PARIS, Feb. 17 -- Oil prices should hover around $80-95/bbl this year, supported by expected economic growth in emerging countries, said IFP Energies nouvelles Pres. Olivier Appert last week at the annual Panorama conference in Paris.

In a bearish economy impacted by the debt rate in Western countries, the risk of a financial bubble in some emerging countries, and inflation controls in China, oil prices could fall back to $70 bbl in the short term. But the markets are banking on increasingly higher oil prices in the years ahead with peaks above $100/bbl, Appert said.

North Sea Brent crude closed above $101/bbl on Jan. 31 and Feb. 1 in the UK market. But Appert claims that high a price will not have the same impact as did $100/bbl oil in early 2008 when market tensions were stronger. He noted the Organization of Petroleum Exporting Countries now has additional production capacity of 5-6 million b/d, primarily in Saudi Arabia. Moreover, crude and product inventories are historically high. In addition, he said, the dollar now rates higher to the euro than it did then.

Appert also noted the falling supply of non-OPEC oil, which would increase dependence on OPEC from 40% currently to 50% by 2020.

In addition, the price spread between WTI and Brent widened to a record $11.75/bbl Jan. 27, prompting speculation the higher priced Brent should replace WTI as the market’s usually quoted benchmark. Currently the benchmark in Europe is a mix of Arabian Light and Brent, indicated Appert.

Concerning the oil-gas relationship, Appert said the markets anticipate a significant gap between England's National Balancing Point (NBP) and long-term contracts hitched to oil prices. In 2010 Europe's spot gas prices reflected actual market prices while long-term contracts reflected oil prices with a gap of 35%.

While unconventional gas production will continue to soar in the US with its influence on gas prices and the LNG market worldwide, Appert sees the gap between England's NBP spot prices and long-term contract prices reducing to around 24% this year as pressure on the LNG market relaxes. He even sees a possible convergence of NBP and long-term prices if coal prices increase in 2011 to $170/tonne and the oil price hovers around $90/bbl.

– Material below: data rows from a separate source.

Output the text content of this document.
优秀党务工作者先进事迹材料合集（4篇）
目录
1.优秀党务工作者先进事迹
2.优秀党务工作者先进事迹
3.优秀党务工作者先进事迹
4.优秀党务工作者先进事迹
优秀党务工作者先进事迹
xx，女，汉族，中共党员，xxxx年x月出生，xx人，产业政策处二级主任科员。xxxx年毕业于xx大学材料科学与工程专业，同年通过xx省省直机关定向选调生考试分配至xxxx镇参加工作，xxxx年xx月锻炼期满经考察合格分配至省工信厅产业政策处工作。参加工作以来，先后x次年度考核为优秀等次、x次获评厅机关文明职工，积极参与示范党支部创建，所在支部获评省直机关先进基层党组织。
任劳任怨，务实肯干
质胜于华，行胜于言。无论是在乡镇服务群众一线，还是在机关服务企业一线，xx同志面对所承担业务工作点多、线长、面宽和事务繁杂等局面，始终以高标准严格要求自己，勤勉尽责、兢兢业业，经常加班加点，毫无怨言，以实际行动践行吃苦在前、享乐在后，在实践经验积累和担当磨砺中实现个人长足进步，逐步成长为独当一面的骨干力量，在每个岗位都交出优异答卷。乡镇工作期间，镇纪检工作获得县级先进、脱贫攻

Qatar is striving to re-orient part of its LNG exports to China and India on more favorable terms. And as demand for gas continues to grow by 1.8-2%/year through 2020, available LNG capacities will fall, partly compensated by increasing gas line capacities in Europe.

Appert acknowledges little is known about the world potential for unconventional gas development as it relies on old studies largely based on extrapolating American data. There also remains much uncertainty over the cost of drilling, environmental problems, and the social perception of such drilling.

Whatever the case, Appert indicated unconventional gas, including coal-bed methane and tight gas, could account for 18% of world production by 2030 up from the current 12%, thereby redirecting gas supply trends.

In this context, IFP Energies nouvelles, besides being engaged in the 3-year GASH project— Europe’s first interdisciplinary shale gas research initiative—is also assessing France's potential. With already extensive knowledge of France's sedimentary basins, it is about to inventory the country's various non-conventional resources, assessing also the technical and economic impacts of production start ups.

The institute is launching Evalias, a 3-year joint industry-funded project for which IFP Energies nouvelles will be the sole research and development operator with industry providing the financing. Thus unconventional oil could be found in the Paris basin and gas in the south-east, an area that has already drawn the attention of a number of oil companies.